La piel del cielo (30 page)

Volaba del Instituto Case en Cleveland al Observatorio McDonald en Texas para trabajar con Otto Struve. Ir a discutir con Fritz Zwicky e incluso visitarlo en su casa en Suiza era un placer, sobre todo ahora que Zwicky estudiaba las estrellas en la cabellera de Berenice. Volvía a MIT para asistir a un simposio sobre la composición de nebulosas gaseosas y de allí atravesaba el Atlántico a Monte Stromlo en Australia a seguir trabajando en las T-Tauri, T del Toro. Al ver los espectros de la galaxia de Andrómeda y la del Triángulo Hydrus, Lorenzo descubrió que los objetos antes considerados cúmulos estelares en esas galaxias no eran más que nebulosas de emisión semejantes a la de Orión.

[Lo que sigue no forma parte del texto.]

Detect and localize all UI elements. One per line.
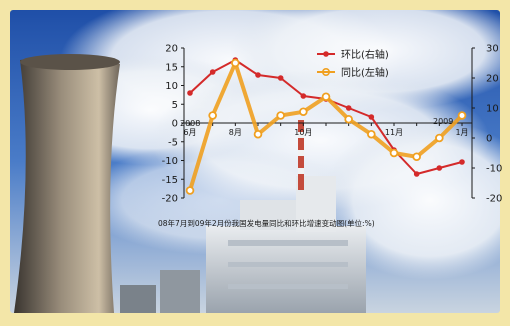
x-tick-label: 6月 <box>183 128 196 137</box>
data-point-ring <box>368 114 375 120</box>
right-axis-tick-label: -10 <box>486 164 502 175</box>
chart-caption: 08年7月到09年2月份我国发电量同比和环比增速变动图(单位:%) <box>158 218 375 228</box>
data-point-yoy <box>231 58 240 68</box>
data-point-ring <box>255 72 261 78</box>
power-plant <box>120 120 366 313</box>
data-point-ring <box>345 105 352 111</box>
left-axis-tick-label: -10 <box>162 156 178 167</box>
data-point-ring <box>277 75 284 81</box>
right-axis-tick-label: -20 <box>486 194 502 205</box>
legend-marker-yoy <box>321 68 330 77</box>
data-point-yoy <box>185 186 195 195</box>
x-tick-label: 8月 <box>229 128 242 137</box>
left-axis-tick-label: 15 <box>165 62 178 73</box>
data-point-yoy <box>299 107 308 117</box>
right-axis-tick-label: 0 <box>486 134 492 145</box>
right-axis-tick-label: 10 <box>486 104 499 115</box>
data-point-ring <box>413 171 420 177</box>
chart-axes <box>181 47 475 199</box>
chart-series <box>185 57 467 195</box>
legend-label-yoy: 同比(左轴) <box>341 66 389 79</box>
left-axis-tick-label: 5 <box>172 100 178 111</box>
data-point-yoy <box>367 129 376 139</box>
data-point-ring <box>209 69 216 75</box>
legend-marker-ring <box>323 51 329 57</box>
data-point-yoy <box>208 111 217 120</box>
data-point-yoy <box>253 129 263 139</box>
year-start-label: 2008 <box>180 119 200 128</box>
left-axis-tick-label: 0 <box>172 119 178 130</box>
data-point-yoy <box>344 114 353 124</box>
x-tick-label: 10月 <box>294 128 312 137</box>
data-point-yoy <box>457 111 467 120</box>
right-axis-tick-label: 30 <box>486 44 499 55</box>
chart-labels: -20 -15 -10 -5 0 5 10 15 20 -20 -10 0 10 20 30 6月 8月 10月 1… <box>162 44 503 205</box>
left-axis-tick-label: -5 <box>168 137 178 148</box>
x-tick-label: 11月 <box>385 128 403 137</box>
left-axis-tick-label: -15 <box>162 175 178 186</box>
data-point-ring <box>187 90 193 96</box>
data-point-yoy <box>276 111 285 120</box>
data-point-yoy <box>435 133 444 143</box>
background-photo <box>10 10 500 313</box>
data-point-ring <box>436 165 443 171</box>
data-point-ring <box>300 93 307 99</box>
year-end-label: 2009 <box>433 117 453 126</box>
data-point-yoy <box>412 152 421 162</box>
right-axis-tick-label: 20 <box>486 74 499 85</box>
left-axis-tick-label: 10 <box>165 81 178 92</box>
legend-label-ring: 环比(右轴) <box>341 48 389 61</box>
left-axis-tick-label: 20 <box>165 44 178 55</box>
cooling-tower <box>14 54 120 313</box>
chart-legend: 环比(右轴) 同比(左轴) <box>317 48 389 79</box>
x-tick-label: 1月 <box>455 128 468 137</box>
data-point-yoy <box>389 148 399 158</box>
data-point-ring <box>459 159 465 165</box>
left-axis-tick-label: -20 <box>162 194 178 205</box>
data-point-yoy <box>321 92 331 102</box>
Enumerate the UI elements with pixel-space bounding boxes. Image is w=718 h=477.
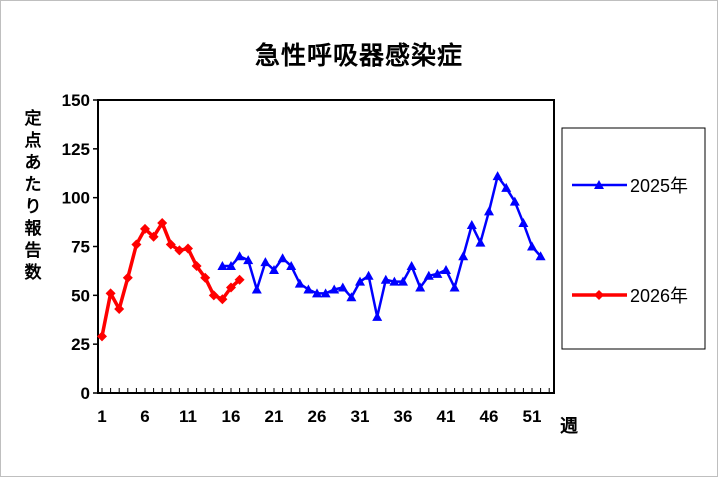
data-point xyxy=(518,218,529,228)
data-point xyxy=(183,243,193,254)
data-point xyxy=(260,257,271,267)
data-point xyxy=(363,270,374,280)
data-point xyxy=(372,311,383,321)
data-point xyxy=(312,288,322,298)
y-tick-label: 150 xyxy=(62,91,90,110)
plot-border xyxy=(97,99,555,394)
x-tick-label: 31 xyxy=(351,407,370,426)
data-point xyxy=(208,290,219,301)
data-point xyxy=(226,261,236,271)
y-axis-label: 定点あたり報告数 xyxy=(24,109,42,283)
data-point xyxy=(157,218,168,229)
data-point xyxy=(389,276,400,286)
y-tick-label: 25 xyxy=(71,335,90,354)
data-point xyxy=(415,282,426,292)
x-tick-label: 21 xyxy=(265,407,284,426)
y-tick-label: 75 xyxy=(71,238,90,257)
data-point xyxy=(277,253,288,263)
x-tick-label: 26 xyxy=(308,407,327,426)
data-point xyxy=(200,272,211,283)
data-point xyxy=(449,282,460,292)
data-point xyxy=(303,284,314,294)
data-point xyxy=(251,284,262,294)
data-point xyxy=(114,304,125,315)
data-point xyxy=(234,274,245,285)
x-tick-label: 16 xyxy=(222,407,241,426)
x-tick-label: 51 xyxy=(523,407,542,426)
data-point xyxy=(243,255,254,265)
data-point xyxy=(527,241,537,251)
data-point xyxy=(432,268,443,278)
data-point xyxy=(217,294,228,305)
data-point xyxy=(346,292,357,302)
data-point xyxy=(131,239,142,250)
data-point xyxy=(423,270,434,280)
data-point xyxy=(174,245,185,256)
data-point xyxy=(191,261,202,272)
x-axis-label: 週 xyxy=(560,416,578,437)
y-tick-label: 125 xyxy=(62,140,90,159)
chart-title: 急性呼吸器感染症 xyxy=(254,41,463,70)
x-tick-label: 46 xyxy=(480,407,499,426)
data-point xyxy=(286,261,297,271)
data-point xyxy=(466,220,477,230)
data-point xyxy=(406,261,417,271)
data-point xyxy=(535,251,546,261)
legend-box xyxy=(561,127,706,350)
data-point xyxy=(148,231,159,242)
data-point xyxy=(355,276,365,286)
data-point xyxy=(594,180,604,189)
data-point xyxy=(234,251,245,261)
data-point xyxy=(475,237,486,247)
data-point xyxy=(294,278,305,288)
x-tick-label: 41 xyxy=(437,407,456,426)
data-point xyxy=(509,196,520,206)
x-tick-label: 36 xyxy=(394,407,413,426)
data-point xyxy=(484,206,494,216)
x-tick-label: 6 xyxy=(140,407,149,426)
data-point xyxy=(140,223,150,234)
x-tick-label: 11 xyxy=(179,407,197,426)
legend-label: 2025年 xyxy=(630,176,688,196)
data-point xyxy=(105,288,116,299)
data-point xyxy=(269,264,279,274)
x-tick-label: 1 xyxy=(97,407,106,426)
data-point xyxy=(226,282,236,293)
y-tick-label: 50 xyxy=(71,286,90,305)
data-point xyxy=(380,274,391,284)
data-point xyxy=(97,331,107,342)
data-point xyxy=(320,288,331,298)
data-point xyxy=(329,284,340,294)
data-point xyxy=(594,290,604,300)
data-point xyxy=(165,239,176,250)
data-point xyxy=(217,261,228,271)
data-point xyxy=(122,272,133,283)
y-tick-label: 100 xyxy=(62,189,90,208)
data-point xyxy=(398,276,408,286)
data-point xyxy=(492,171,503,181)
data-point xyxy=(501,182,512,192)
legend-label: 2026年 xyxy=(630,286,688,306)
data-point xyxy=(337,282,348,292)
data-point xyxy=(458,251,469,261)
data-point xyxy=(441,264,451,274)
y-tick-label: 0 xyxy=(81,384,90,403)
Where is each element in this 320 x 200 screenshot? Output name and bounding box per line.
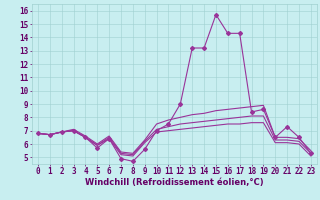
X-axis label: Windchill (Refroidissement éolien,°C): Windchill (Refroidissement éolien,°C) bbox=[85, 178, 264, 187]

Hasta entonces se creía que las T-Tauri se daban en los bordes oscuros de las regiones de emisión, pero tanto en el cielo austral como en el de Tonantzintla y en el de diferentes regiones, brillaban un gran número de T-Tauri, variables tanto en su luminosidad como en sus características espectrales.

Las mismas T-Tauri que Lorenzo trabajó con William Wilson Morgan, el del atlas de espectros estelares, lo condujeron al descubrimiento de las que habría de llamar estrellas ráfaga.

A raíz del estudio sistemático en cúmulos galácticos de distintas edades, demostró que las ráfagas se daban en una población de estrellas jóvenes. Estableció su secuencia evolutiva y las describió más pequeñas y frías que el Sol. «Estas estrellas ráfaga repentinamente aumentan su brillo, producen explosiones gigantescas en cuestión de segundos o minutos, aumentando en algunos casos miles de veces su luminosidad para volver horas más tarde a su estado normal».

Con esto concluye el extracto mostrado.